We do require breaks, but those breaks can still be bombastic, explosive, and dramatic, much like Vol. 3.

It’s worth noting that James Gunn had penned the script for Guardians Vol. 3 even before the release of Infinity War and Endgame, predating his temporary dismissal in 2018. Consequently, the movie’s lack of overt references to the multiverse is likely coincidental. However, what is intentional is that this absence contributed to making it one of the standout films of the Multiverse Saga.

Guardians of the Galaxy Vol. 3 prioritizes delivering a stellar send-off to our beloved group of misfits, while simultaneously exploring the tragic backstory of a bionic raccoon. There simply isn’t enough time to delve into the activities of the Council of Kangs.

Although the Vol. 3 villains may not hold the same magnitude as Thanos or Kang, but the High Evolutionary embodies the quintessential comic book antagonist—he is unambiguously evil. We despise him for his heinous acts and eagerly anticipate seeing our heroes triumph over him.

James Gunn’s expertise in crafting exceptional comic book movies lies in his ability to include the right elements and, more importantly, omit the unnecessary ones. This is why I am apprehensive about the next four years of the MCU as Gunn departs to reboot the DCU.

Can Marvel correct its biggest error?

If Marvel intends to replicate the Secret Wars comic book storyline from 2015-16 in the MCU, they may have inadvertently spoiled the potential excitement of this grand crossover event. In the comics, the Illuminati, a group similar to the one introduced in Doctor Strange in the Multiverse of Madness (minus the Scarlet Witch-induced murder), discovers the impending destruction of the multiverse and attempts to prevent it. Meanwhile, characters like Spider-Man, Daredevil, and Deadpool continue with their individual stories.
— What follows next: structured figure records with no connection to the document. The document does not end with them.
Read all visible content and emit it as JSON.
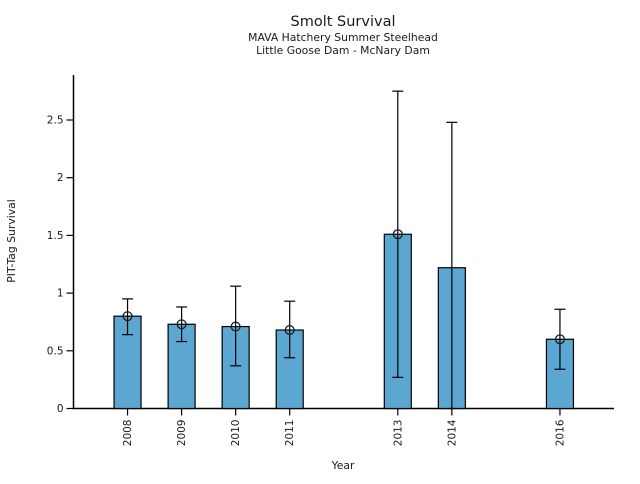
{
  "chart_data": {
    "type": "bar",
    "title": "Smolt Survival",
    "subtitle": [
      "MAVA Hatchery Summer Steelhead",
      "Little Goose Dam - McNary Dam"
    ],
    "xlabel": "Year",
    "ylabel": "PIT-Tag Survival",
    "categories": [
      "2008",
      "2009",
      "2010",
      "2011",
      "2013",
      "2014",
      "2016"
    ],
    "points": [
      {
        "year": 2008,
        "value": 0.8,
        "ci_low": 0.64,
        "ci_high": 0.95,
        "marker": true
      },
      {
        "year": 2009,
        "value": 0.73,
        "ci_low": 0.58,
        "ci_high": 0.88,
        "marker": true
      },
      {
        "year": 2010,
        "value": 0.71,
        "ci_low": 0.37,
        "ci_high": 1.06,
        "marker": true
      },
      {
        "year": 2011,
        "value": 0.68,
        "ci_low": 0.44,
        "ci_high": 0.93,
        "marker": true
      },
      {
        "year": 2013,
        "value": 1.51,
        "ci_low": 0.27,
        "ci_high": 2.75,
        "marker": true
      },
      {
        "year": 2014,
        "value": 1.22,
        "ci_low": 0.0,
        "ci_high": 2.48,
        "marker": false
      },
      {
        "year": 2016,
        "value": 0.6,
        "ci_low": 0.34,
        "ci_high": 0.86,
        "marker": true
      }
    ],
    "yticks": [
      "0",
      "0.5",
      "1",
      "1.5",
      "2",
      "2.5"
    ],
    "ytick_values": [
      0,
      0.5,
      1,
      1.5,
      2,
      2.5
    ],
    "ylim": [
      0,
      2.89
    ],
    "x_range": [
      2007,
      2017
    ],
    "missing_years": [
      2012,
      2015
    ],
    "grid": false,
    "legend": null,
    "bar_color": "#5ba7d1",
    "bar_edge_color": "#000000",
    "errorbar_color": "#000000",
    "text_color": "#1a1a1a"
  }
}
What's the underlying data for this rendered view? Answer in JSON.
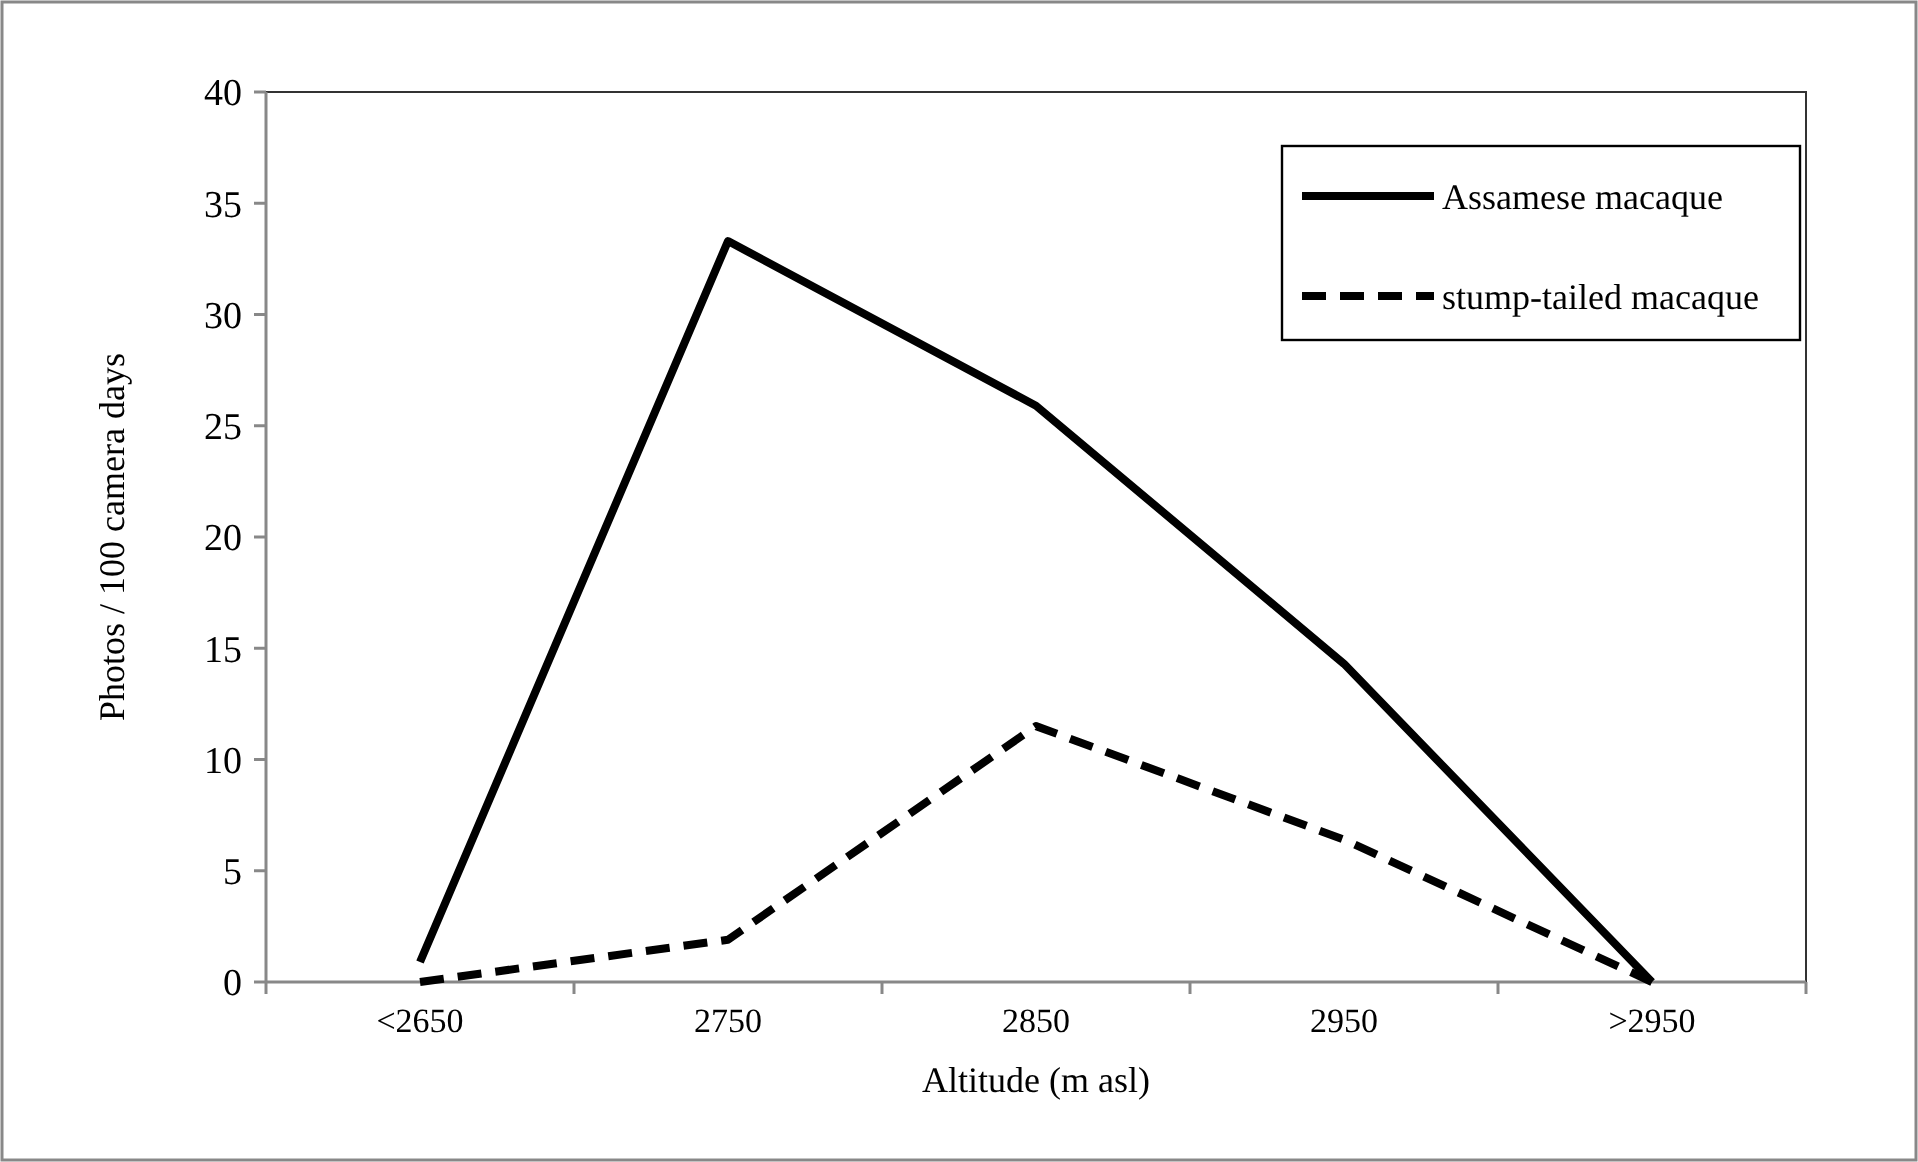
{
  "chart_data": {
    "type": "line",
    "xlabel": "Altitude (m asl)",
    "ylabel": "Photos / 100 camera days",
    "categories": [
      "<2650",
      "2750",
      "2850",
      "2950",
      ">2950"
    ],
    "series": [
      {
        "name": "Assamese macaque",
        "color": "#000000",
        "values": [
          0.9,
          33.3,
          25.9,
          14.3,
          0
        ],
        "line_style": "solid"
      },
      {
        "name": "stump-tailed macaque",
        "color": "#000000",
        "values": [
          0,
          1.9,
          11.5,
          6.4,
          0
        ],
        "line_style": "dashed"
      }
    ],
    "ylim": [
      0,
      40
    ],
    "yticks": [
      0,
      5,
      10,
      15,
      20,
      25,
      30,
      35,
      40
    ],
    "grid": false,
    "legend": "top right",
    "marker": "none"
  }
}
Looking ahead to Avengers: Secret Wars, which is slated for release in three years (barring any delays), it’s concerning that nearly every show and movie currently focuses on Kang and the multiverse. This excessive emphasis becomes overwhelming. The strength of the Infinity Saga lay in its ability to strike a balance between individual character arcs and the overarching plot, gradually building up tension in the background before culminating in Infinity War.

The question arises: Does Marvel have sufficient time to course-correct the Multiverse Saga? While the studio plans to slow down the release schedule, which may alleviate superhero fatigue among audiences, reducing the number of releases won’t improve the MCU if they all continue to exhibit the same messy and soulless qualities seen in Phase 4. Marvel Studios should grant creators the freedom to tell complete stories and reserve the major crossover events for the significant crossover movies.

At the very least, I hope that the contrasting reactions to Ant-Man and the Wasp: Quantumania and Guardians of the Galaxy Vol. 3 prompt the studio to critically reassess its current strategy and reevaluate the future of the MCU.